To reduce the cost of learning Rego for users, we provide some commonly used Rego code snippet examples based on the several conditions currently supported by data policies:

• The request address information is in Wuhan, Hubei Province, China

countryIsMatch {
   input.env.country == "China"
}

provinceIsMatch {
   input.env.province == "Beijing"
}

cityIsMatch {
   input.env.city == "Beijing"
}

default allow = false

allow {
   countryIsMatch
   provinceIsMatch
   cityIsMatch
}

• 请求 IP 属于：10.109.201.100、10.109.201.101、10.109.201.102

ipIsMatch {
   temp = {`10.109.201.100`, `10.109.201.101`, `10.109.201.102`}[_]
   temp == input.env.ip
}

default allow = false

allow {
   ipIsMatch
}

• 请求设备类型是 PC 或者 Mobile

deviceTypeIsMatch {
   input.env.deviceType == "PC"
}
{
   input.env.deviceType == "Mobile"
}

default allow = false

allow {
   deviceTypeIsMatch
}

• The request time is between 0-8 am (convert 8 am to seconds starting from 0 am, which is 28800)

requestTimeIsMatch {
   input.env.requestTime >= 0
   input.env.requestTime <= 28800
}

default allow = false

allow {
   requestTimeIsMatch
}

Permission view

Permission view: In the permission view, the authorization relationship is calculated based on the user dimension.

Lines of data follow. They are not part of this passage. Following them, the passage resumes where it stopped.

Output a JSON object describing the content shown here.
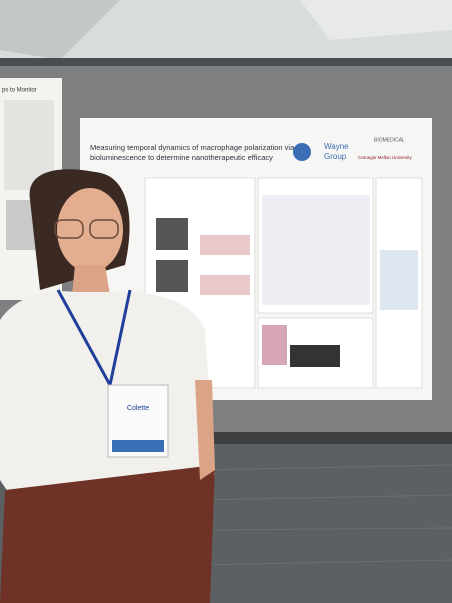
{
  "poster": {
    "title_lines": [
      "Measuring temporal dynamics of macrophage polarization via",
      "bioluminescence to determine nanotherapeutic efficacy"
    ],
    "lab": [
      "Wayne",
      "Group"
    ],
    "university": "Carnegie Mellon University",
    "department": "BIOMEDICAL"
  },
  "left_poster": {
    "heading": "ps to Monitor"
  },
  "badge": {
    "name": "Colette"
  }
}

In the view, you can query which permissions each user has, which resources are corresponding to the policy, and which permission space is corresponding.

Administrators can use the permission view for permission auditing. Through data policies, resources are associated with users. No matter which user group the user belongs to, which role, or which department the user belongs to, the user's final permissions will eventually be presented in the user dimension.

In the permission view, it supports generating new permission views by filtering fields, saving as new views, and switching between views.